I have taken classes where the instructor spouts off (politically) in a manner that I may or may not agree with. My science courses were no exception to this-in Animal science especially, issues such as small vs. factory farming and organic food came up continuously in a heated and biased way. I don't feel my rights are compromised in these situations, and at the very most, it is annoying. Unless the opinions expressed lend to a hostile environment/bullying I think it's acceptable--I am able to just disregard the things that may offend me as I do in every day life. As a student, I give up other rights (privacy, bearing arms, etc) because it is well-worth it in the end.
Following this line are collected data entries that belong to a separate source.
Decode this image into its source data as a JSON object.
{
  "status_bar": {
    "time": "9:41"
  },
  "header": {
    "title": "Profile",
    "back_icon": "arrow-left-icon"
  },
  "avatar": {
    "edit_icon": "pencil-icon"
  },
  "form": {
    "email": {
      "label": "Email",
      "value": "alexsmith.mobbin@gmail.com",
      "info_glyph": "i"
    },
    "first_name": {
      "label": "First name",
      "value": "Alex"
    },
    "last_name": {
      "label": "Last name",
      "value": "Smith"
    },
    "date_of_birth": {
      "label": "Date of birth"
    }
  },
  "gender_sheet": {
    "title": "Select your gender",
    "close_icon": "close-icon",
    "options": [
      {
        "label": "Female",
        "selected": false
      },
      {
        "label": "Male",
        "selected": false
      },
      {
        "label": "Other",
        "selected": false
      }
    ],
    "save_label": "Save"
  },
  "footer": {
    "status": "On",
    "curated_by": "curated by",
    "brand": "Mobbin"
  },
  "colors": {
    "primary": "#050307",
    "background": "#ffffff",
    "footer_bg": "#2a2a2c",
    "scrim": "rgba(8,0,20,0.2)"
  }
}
I realize by signing up for certain courses I will be getting a lot of passionate feedback from the prof. Student's (excluding freshmen and transfers) tend to hear about the bigger personalities before registration, and I think sign up realizing what they are getting into as well. . .

Anonymous said...

Yes -- science for sure (or interdisciplinary topics that involve science) faces these problems, in ways that can sometimes even be more stark than social sciences/humanities. I have a fried in geology faced with teaching students who believe the Biblical "age" of the earth (at a SLAC) - how on earth do you teach in a way that doesn't offend those people and require them to give "answers" on exams that they don't believe?

Likewise, I'm a environmental social scientist who actually got reported to my chair once by a student who didn't like that I didn't "respect" the opinions of climate change deniers.

Anonymous said...

Did anybody see the recent article in Mother Jones (and extracted in The Week) regarding "motivated reasoning"?
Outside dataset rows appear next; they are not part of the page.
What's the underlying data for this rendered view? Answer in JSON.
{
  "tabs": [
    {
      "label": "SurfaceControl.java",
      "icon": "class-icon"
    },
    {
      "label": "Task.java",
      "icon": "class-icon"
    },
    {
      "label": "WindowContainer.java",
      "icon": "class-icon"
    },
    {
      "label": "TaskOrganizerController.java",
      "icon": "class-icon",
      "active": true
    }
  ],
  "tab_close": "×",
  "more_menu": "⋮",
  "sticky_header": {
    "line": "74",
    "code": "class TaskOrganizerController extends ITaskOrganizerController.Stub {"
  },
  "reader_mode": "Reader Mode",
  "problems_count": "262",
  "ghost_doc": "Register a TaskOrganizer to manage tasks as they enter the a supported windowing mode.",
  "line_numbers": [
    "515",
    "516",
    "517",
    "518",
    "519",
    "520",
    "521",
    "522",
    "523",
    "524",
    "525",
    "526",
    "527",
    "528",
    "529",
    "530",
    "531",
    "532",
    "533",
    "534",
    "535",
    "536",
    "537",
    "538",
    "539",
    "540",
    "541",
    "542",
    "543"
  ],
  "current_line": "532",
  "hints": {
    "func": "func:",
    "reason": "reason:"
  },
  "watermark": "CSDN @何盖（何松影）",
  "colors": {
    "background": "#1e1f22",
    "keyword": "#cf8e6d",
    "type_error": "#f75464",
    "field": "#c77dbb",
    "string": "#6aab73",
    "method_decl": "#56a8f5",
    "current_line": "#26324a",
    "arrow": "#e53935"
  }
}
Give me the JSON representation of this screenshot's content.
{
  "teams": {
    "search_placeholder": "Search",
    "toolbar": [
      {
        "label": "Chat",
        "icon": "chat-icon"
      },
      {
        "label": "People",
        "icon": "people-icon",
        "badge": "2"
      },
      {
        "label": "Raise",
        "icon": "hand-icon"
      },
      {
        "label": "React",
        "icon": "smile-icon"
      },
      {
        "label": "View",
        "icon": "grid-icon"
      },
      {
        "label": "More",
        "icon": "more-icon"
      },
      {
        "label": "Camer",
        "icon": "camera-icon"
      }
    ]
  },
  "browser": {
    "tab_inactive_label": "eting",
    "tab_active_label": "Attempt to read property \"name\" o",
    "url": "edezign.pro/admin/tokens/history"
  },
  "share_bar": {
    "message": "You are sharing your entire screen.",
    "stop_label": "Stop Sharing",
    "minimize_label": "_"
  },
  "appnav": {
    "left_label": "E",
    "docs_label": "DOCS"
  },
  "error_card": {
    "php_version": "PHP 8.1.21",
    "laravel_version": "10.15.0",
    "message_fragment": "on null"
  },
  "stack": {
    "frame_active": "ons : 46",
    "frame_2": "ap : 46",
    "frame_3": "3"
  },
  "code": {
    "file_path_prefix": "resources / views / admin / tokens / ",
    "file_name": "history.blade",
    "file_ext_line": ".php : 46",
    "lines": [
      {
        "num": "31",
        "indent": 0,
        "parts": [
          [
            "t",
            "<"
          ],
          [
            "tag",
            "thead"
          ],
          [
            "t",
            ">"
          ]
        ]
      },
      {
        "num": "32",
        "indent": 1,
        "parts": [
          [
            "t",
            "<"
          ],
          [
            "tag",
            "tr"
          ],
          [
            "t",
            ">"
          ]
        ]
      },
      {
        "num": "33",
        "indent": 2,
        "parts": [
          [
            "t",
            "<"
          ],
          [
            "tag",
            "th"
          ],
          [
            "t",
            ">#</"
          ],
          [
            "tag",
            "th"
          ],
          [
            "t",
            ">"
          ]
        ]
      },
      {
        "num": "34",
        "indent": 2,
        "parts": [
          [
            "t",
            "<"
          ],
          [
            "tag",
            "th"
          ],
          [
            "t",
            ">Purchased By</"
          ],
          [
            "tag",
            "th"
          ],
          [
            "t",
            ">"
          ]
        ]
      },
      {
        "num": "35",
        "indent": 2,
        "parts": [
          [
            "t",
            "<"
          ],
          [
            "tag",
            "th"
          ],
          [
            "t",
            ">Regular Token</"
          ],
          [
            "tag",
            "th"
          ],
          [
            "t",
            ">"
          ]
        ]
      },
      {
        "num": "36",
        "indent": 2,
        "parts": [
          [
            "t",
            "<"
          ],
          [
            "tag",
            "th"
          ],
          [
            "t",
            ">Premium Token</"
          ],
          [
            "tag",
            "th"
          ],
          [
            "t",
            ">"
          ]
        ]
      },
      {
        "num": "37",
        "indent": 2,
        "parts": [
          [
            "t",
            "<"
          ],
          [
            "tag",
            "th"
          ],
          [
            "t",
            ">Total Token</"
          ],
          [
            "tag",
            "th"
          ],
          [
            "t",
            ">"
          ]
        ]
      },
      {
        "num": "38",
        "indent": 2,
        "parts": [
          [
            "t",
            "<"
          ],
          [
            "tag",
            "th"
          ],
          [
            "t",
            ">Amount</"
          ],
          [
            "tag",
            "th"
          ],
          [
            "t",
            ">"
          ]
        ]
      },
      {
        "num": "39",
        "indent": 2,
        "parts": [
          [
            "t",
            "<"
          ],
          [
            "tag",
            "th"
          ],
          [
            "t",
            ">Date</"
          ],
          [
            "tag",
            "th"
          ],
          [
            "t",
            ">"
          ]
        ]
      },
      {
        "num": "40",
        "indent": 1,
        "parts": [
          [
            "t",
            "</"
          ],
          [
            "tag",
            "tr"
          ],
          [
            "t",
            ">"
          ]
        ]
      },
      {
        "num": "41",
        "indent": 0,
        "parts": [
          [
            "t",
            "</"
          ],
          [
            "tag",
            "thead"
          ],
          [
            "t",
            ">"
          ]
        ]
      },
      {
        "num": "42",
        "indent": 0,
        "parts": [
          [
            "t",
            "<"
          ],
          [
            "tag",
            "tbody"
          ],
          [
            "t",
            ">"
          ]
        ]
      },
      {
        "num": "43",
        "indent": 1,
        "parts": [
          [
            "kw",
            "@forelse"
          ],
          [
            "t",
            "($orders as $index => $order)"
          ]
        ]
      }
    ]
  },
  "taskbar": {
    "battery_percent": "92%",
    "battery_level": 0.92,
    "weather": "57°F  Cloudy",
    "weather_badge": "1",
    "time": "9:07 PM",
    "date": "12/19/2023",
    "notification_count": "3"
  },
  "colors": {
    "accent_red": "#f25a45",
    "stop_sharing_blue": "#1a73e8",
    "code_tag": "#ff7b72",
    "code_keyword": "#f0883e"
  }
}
One-sentence summary: Human brains are not open to evidence unless it is couched in terms that our emotions can handle.

GlassPen said...

suggested reading: an article in The New Yorker by Louis Menand that discusses the question of "Why We Have College" and touches on many issues that are regularly considered in this blog.

ladyelocutionist said...

In pedagogy course a few years back we read a fascinating psych article about cognitive stages of development, which argues that in the late teen years the concept of Opinion -- having one, respecting each other's opinions -- becomes paramount, but at the exact moment in which college educators are trying to teach student evidence based reasoning and analysis. So the claim of this article was that in order to develop effective pedagogical strategies, we need to respect the ideal of Opinion while differentiating it from evidence based analysis.
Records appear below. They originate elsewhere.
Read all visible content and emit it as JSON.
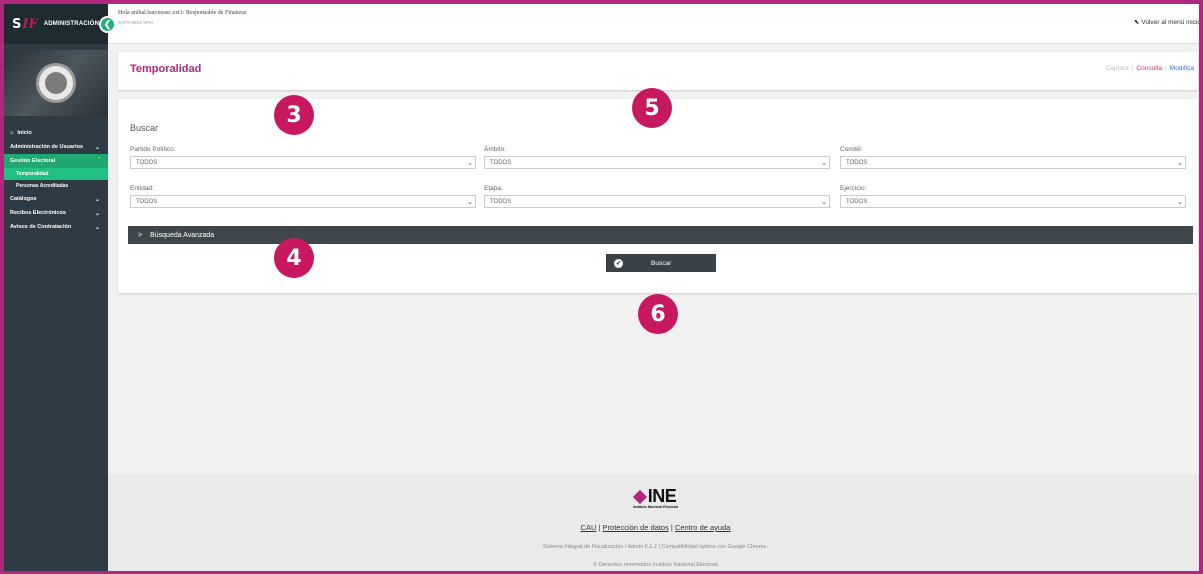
{
  "sidebar": {
    "brand": "ADMINISTRACIÓN",
    "logo_s": "S",
    "logo_f": "IF",
    "toggle_icon": "chevron-left-icon",
    "toggle_glyph": "❮",
    "items": [
      {
        "label": "Inicio"
      },
      {
        "label": "Administración de Usuarios"
      },
      {
        "label": "Gestión Electoral"
      },
      {
        "label": "Temporalidad"
      },
      {
        "label": "Personas Acreditadas"
      },
      {
        "label": "Catálogos"
      },
      {
        "label": "Recibos Electrónicos"
      },
      {
        "label": "Avisos de Contratación"
      }
    ],
    "accent": "#20a870"
  },
  "topbar": {
    "greeting": "Hola anibal.barcenasc.ext1/ Responsable de Finanzas",
    "sub": "SAPS-9924-XP0+",
    "back_menu": "Volver al menú inicio"
  },
  "page": {
    "title": "Temporalidad",
    "modes": {
      "captura": "Captura",
      "consulta": "Consulta",
      "modifica": "Modifica",
      "sep": "|"
    }
  },
  "search": {
    "heading": "Buscar",
    "fields": [
      {
        "label": "Partido Político:",
        "value": "TODOS"
      },
      {
        "label": "Ámbito:",
        "value": "TODOS"
      },
      {
        "label": "Comité:",
        "value": "TODOS"
      },
      {
        "label": "Entidad:",
        "value": "TODOS"
      },
      {
        "label": "Etapa:",
        "value": "TODOS"
      },
      {
        "label": "Ejercicio:",
        "value": "TODOS"
      }
    ],
    "advanced": "Búsqueda Avanzada",
    "advanced_chevron": ">",
    "button": "Buscar",
    "button_check": "✔",
    "dropdown_glyph": "⌄"
  },
  "badges": [
    "3",
    "4",
    "5",
    "6"
  ],
  "footer": {
    "logo": "INE",
    "logo_sub": "Instituto Nacional Electoral",
    "link_cau": "CAU",
    "link_datos": "Protección de datos",
    "link_ayuda": "Centro de ayuda",
    "link_sep": "|",
    "system": "Sistema Integral de Fiscalización / Admin 6.1.2 | Compatibilidad óptima con Google Chrome.",
    "rights": "© Derechos reservados Instituto Nacional Electoral"
  },
  "colors": {
    "brand": "#b0287a",
    "badge": "#c8185f",
    "dark": "#3a4247",
    "consulta": "#d6336c",
    "modifica": "#2f6fcb"
  }
}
The "devil's advocate" approach that Spanish prof describes is really effective in this respect. It's *not* about teaching from "neutrality", but rather involves showing the difference kinds of arguments that can be drawn from a set of sources. And indeed, no two scholars will arrive at the identical argument from the same of sources, regardless of the similarity of their political perspectives &c &c. This is why integrating a range of sources into history course rather than relying on a single authoritative textbook can be so effective.

Spanish prof said...

@ladyelocutionist: Thanks for the compliment. I have no way to prove that my methodology is right, except the empirical evidence that says so. And it does prepare students for critical thinking in the real world: how much different is my approach to a situation where the former student is in a work meeting, they have to brainstorm a strategy for a company, he/she proposes something, somebody points to a flaw in the proposal, he/she has to think over it.... And the same would apply if it's the former student the person looking for pros and cons of an idea.

Another Damned Medievalist said...

As someone who has experienced having almost an entire class simply refuse to take the class described in the assignments and the syllabus, i.e., a class where they are expected to prepare beforehand and discuss material, I pretty much agree that classes can not only be hostile environments for the faculty member, but the captive audience argument is pretty much immaterial. The faculty person has to show up to keep his or her job, and really can only fail the students. The students, however, outnumber the faculty -- that certainly changes the entire dynamic, and I think also creates a hostile environment for those students who want to learn.